SUD éducation refuse catégoriquement cette vision de la prévention selon laquelle l’agent apparaît comme le principal acteur de sa santé et de sa sécurité au travail. Au contraire, SUD éducation a rappelé que c’était à l’employeur d’assurer la protection des agents et que c’était même là une de ses premières obligations. Comme les bonnes intentions ne valent pas grand chose, il est indispensable que ce droit à la déconnexion soit plus contraignant, par l’établissement de règles et d’outils qui en permettent un usage effectif.

Borner le temps de travail à distance. 

Pour illustrer ce propos, SUD éducation a par exemple pointé du doigt le flou qui entoure les bornes temporaires qui encadre le droit à la déconnexion. Les différents textes présentés se contentent tous d’indiquer que le droit à la déconnexion s’applique en dehors du temps de service de l’agent-e. Si pour certaines catégories de personnels, cette temporalité est plutôt facile à définir, qu’en est-il pour d’autres comme par exemple les personnels enseignant-es ? SUD éducation a donc insisté pour qu’un bornage plus clair soit fixé dans les textes.

La question des outils numériques

Il convient également de mener une réflexion sur les outils utilisés et sur l’information à faire passer aux agent-Es en matière de droit à la déconnexion. S’il est important de bien informer et former les agent-Es aux usages du numérique, il revient également à l’employeur et aux différents chefs de service de limiter l’usage de certains outils et d’en  proscrire d’autres.

La recrudescence de l’utilisation par exemple de groupes Whatsapp dans les vie-scolaire sur les téléphones personnels des AED en lieu et place de véritables outils professionnels est un vrai danger pour la santé au travail et favorise de nombreux abus.

Enfin pourquoi ne pas envisager une limitation de l’usage des outils numérique en rendant techniquement leur utilisation impossible durant certaines périodes ou à partir d’une certaine heure ? C’est un moyen très concret de limiter le temps de travail numérique des agent-es sans les obliger à poursuivre leur mission sur leur temps personnel pour parvenir à les mener à bien.

Pas de réflexion sur le numérique sans réflexion sur les conditions de travail

Rappelons-le, la problématique du droit à la déconnexion et du télétravail a émergé avec l’explosion de l’usage professionnel du numérique dans le monde du travail. L’éducation Nationale n’échappe pas à la règle et quelques soient nos métiers, nous y sommes toutes et tous davantage confrontés. Mais pour autant, limiter la réflexion au seul usage du numérique n’a que peu de sens. Ce n’est pas le numérique en soi qui est un risque pour la santé des agents, mais plutôt sa mise en corrélation avec l'augmentation de la charge de travail.
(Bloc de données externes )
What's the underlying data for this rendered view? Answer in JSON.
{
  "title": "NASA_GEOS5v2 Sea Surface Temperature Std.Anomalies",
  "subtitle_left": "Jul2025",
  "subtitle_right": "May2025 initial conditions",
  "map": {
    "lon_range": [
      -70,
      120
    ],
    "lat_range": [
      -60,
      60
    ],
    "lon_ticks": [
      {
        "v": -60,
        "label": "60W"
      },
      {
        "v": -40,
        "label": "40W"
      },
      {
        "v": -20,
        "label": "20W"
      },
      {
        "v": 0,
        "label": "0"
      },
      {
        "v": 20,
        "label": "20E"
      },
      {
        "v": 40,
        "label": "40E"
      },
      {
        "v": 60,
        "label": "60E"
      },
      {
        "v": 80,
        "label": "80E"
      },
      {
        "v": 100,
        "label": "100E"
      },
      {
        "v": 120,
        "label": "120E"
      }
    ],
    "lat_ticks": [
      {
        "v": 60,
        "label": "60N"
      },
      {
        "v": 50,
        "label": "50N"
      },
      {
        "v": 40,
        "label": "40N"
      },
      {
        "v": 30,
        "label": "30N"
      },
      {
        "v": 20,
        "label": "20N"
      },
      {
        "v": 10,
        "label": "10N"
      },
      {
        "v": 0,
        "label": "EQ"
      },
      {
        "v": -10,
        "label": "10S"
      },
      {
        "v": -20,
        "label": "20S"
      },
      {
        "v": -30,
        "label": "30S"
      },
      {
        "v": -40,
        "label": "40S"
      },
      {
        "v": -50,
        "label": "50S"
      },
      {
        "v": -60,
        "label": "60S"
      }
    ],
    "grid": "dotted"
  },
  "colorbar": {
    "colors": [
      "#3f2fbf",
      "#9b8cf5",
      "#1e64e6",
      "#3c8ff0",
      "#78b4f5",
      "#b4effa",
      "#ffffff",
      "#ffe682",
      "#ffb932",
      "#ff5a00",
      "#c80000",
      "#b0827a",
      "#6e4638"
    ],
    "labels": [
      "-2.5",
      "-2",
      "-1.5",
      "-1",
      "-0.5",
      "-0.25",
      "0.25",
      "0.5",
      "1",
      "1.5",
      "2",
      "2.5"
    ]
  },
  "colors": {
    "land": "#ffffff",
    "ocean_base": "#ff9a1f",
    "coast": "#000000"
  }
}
Le numérique est dangereux lorsqu’il permet à l’employeur par de nouveaux procédés et de nouveaux dispositifs techniques de demander, souvent de façon pernicieuse, davantage de travail aux agent-Es que nous sommes. SUD éducation l’a rappelé, la réflexion autour de l’usage du numérique et du droit à la déconnexion, ne peut se faire sans réflexion globale sur les conditions de travail, ce qui dans ce groupe de travail n’a manifestement pas été le cas.